Tunisie. Marzouki se cherche une stature internationale

 Tunisie. Marzouki se cherche une stature internationale

Fort de l’aura révolutionnaire du pays qu’il représente


Faute de réelles prérogatives sur le plan national, le président Marzouki semble tout miser désormais sur l’international, à en croire les ambitieuses intentions affichées de son déplacement à Bagdad. Une audace qui a fini par payer. (Photo AFP)




 


Adnen Manser, porte-parole de la présidence de la République, convoquait vendredi une conférence de presse pour l’annoncer fièrement : la totalité des 22 Tunisiens détenus en Irak seront finalement libérés. Dans le courant de la semaine pour 13 d’entre eux, non impliqués dans des activités terroristes, dans le courant du mois d’avril pour les 9 autres, des djihadistes qui devront purger le reste de leur peine au pays.
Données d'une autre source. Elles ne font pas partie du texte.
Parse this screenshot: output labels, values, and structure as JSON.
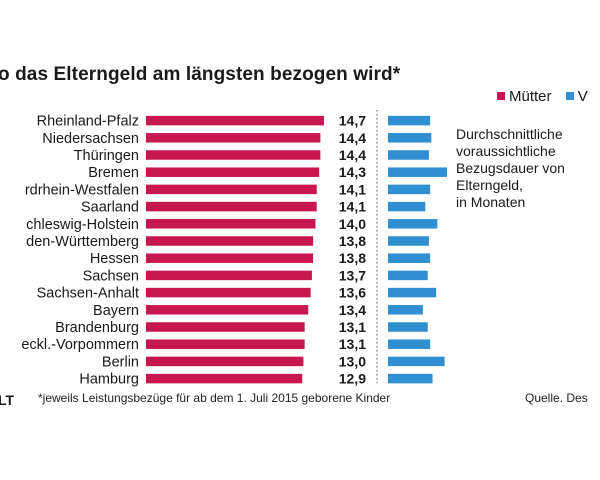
{
  "title": "o das Elterngeld am längsten bezogen wird*",
  "subtitle": "Durchschnittliche\nvoraussichtliche\nBezugsdauer von\nElterngeld,\nin Monaten",
  "legend": [
    {
      "label": "Mütter",
      "color": "#c8174f"
    },
    {
      "label": "V",
      "color": "#2f8fd0"
    }
  ],
  "logo": "LT",
  "footnote": "*jeweils Leistungsbezüge für ab dem 1. Juli 2015 geborene Kinder",
  "source": "Quelle. Des",
  "chart_data": {
    "type": "bar",
    "title": "o das Elterngeld am längsten bezogen wird*",
    "categories": [
      "Rheinland-Pfalz",
      "Niedersachsen",
      "Thüringen",
      "Bremen",
      "rdrhein-Westfalen",
      "Saarland",
      "chleswig-Holstein",
      "den-Württemberg",
      "Hessen",
      "Sachsen",
      "Sachsen-Anhalt",
      "Bayern",
      "Brandenburg",
      "eckl.-Vorpommern",
      "Berlin",
      "Hamburg"
    ],
    "series": [
      {
        "name": "Mütter",
        "color": "#c8174f",
        "values": [
          14.7,
          14.4,
          14.4,
          14.3,
          14.1,
          14.1,
          14.0,
          13.8,
          13.8,
          13.7,
          13.6,
          13.4,
          13.1,
          13.1,
          13.0,
          12.9
        ]
      },
      {
        "name": "V",
        "color": "#2f8fd0",
        "values": [
          3.5,
          3.6,
          3.4,
          4.9,
          3.5,
          3.1,
          4.1,
          3.4,
          3.5,
          3.3,
          4.0,
          2.9,
          3.3,
          3.5,
          4.7,
          3.7
        ]
      }
    ],
    "value_labels": [
      "14,7",
      "14,4",
      "14,4",
      "14,3",
      "14,1",
      "14,1",
      "14,0",
      "13,8",
      "13,8",
      "13,7",
      "13,6",
      "13,4",
      "13,1",
      "13,1",
      "13,0",
      "12,9"
    ],
    "grid": false,
    "legend_position": "top-right"
  }
}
Marzouki obtient donc gain de cause. Un succès diplomatique au terme d’un harcèlement intensif des autorités irakiennes en marge du sommet de la Ligue Arabe, et en l’absence remarquée du ministre des Affaires étrangères de la délégation tunisienne.
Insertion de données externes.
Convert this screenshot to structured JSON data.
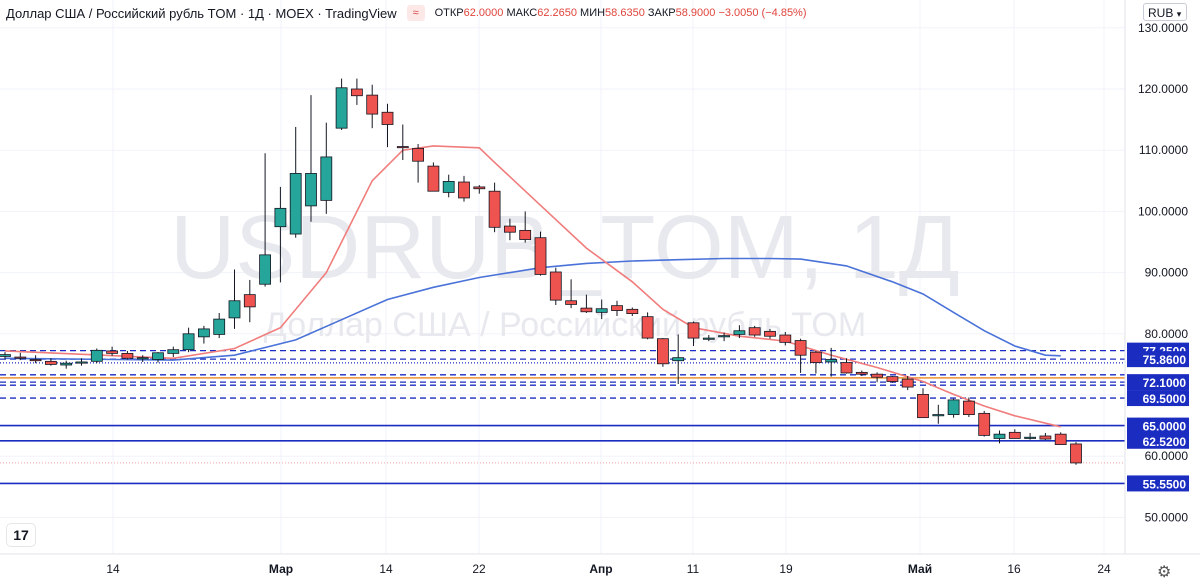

Fort de l’aura révolutionnaire du pays qu’il représente à une Ligue Arabe empêtrée dans la crise syrienne, il annonça la couleur d’emblée lors de son allocution : « La Ligue doit revoir en profondeur ses structures », lança-t-il sur un ton autoritaire, avant de formuler des excuses à l’Irak au nom de la Tunisie pour les crimes commis par les terroristes tunisiens.


 


Angélisme, ou droit-de-l’hommisme ?


Cantonné à un rôle honorifique dans le dispositif virtuellement semi-parlementaire voulu par ses alliés d’Ennahdha, le président provisoire se contente à l’intérieur d’un rôle d’arbitrage sur des questions diverses, dont récemment celle du casse-tête salafiste.


Ce week-end, il recevait au Palais de Carthage deux leaders de la mouvance djihadiste, selon le journaliste Soufiane Ben Farhat. Auréolé de son bilan diplomatique qui lui confère une légitimité certaine pour demander des concessions aux salafistes, il aurait exigé une reddition auprès d’une frange de plus en plus sonore et menaçante, vraisemblablement armée désormais selon nombre d’analystes.  


Marzouki mandaté par Ennahdha pour résoudre l’imbroglio salafiste ? Pas nécessairement si l’on en croit la conception assez particulière des droits de l’homme, partagée par le CPR et Ennahdha, celle-là même qui associe le niqab à la « liberté » et assimile le djihadisme à une opinion comme une autre.


A son retour samedi, le président n’a pas boudé son plaisir : il s’est livré à une cérémonie d’accueil en grande pompe. De quoi rappeler une certaine époque à beaucoup de Tunisiens. Même si la procédure est sans doute protocolaire, on a connu Marzouki plus iconoclaste.


Lui qui en 2011 affirmait encore qu’il n’avait que faire des honneurs du pouvoir semble décidément y prendre goût.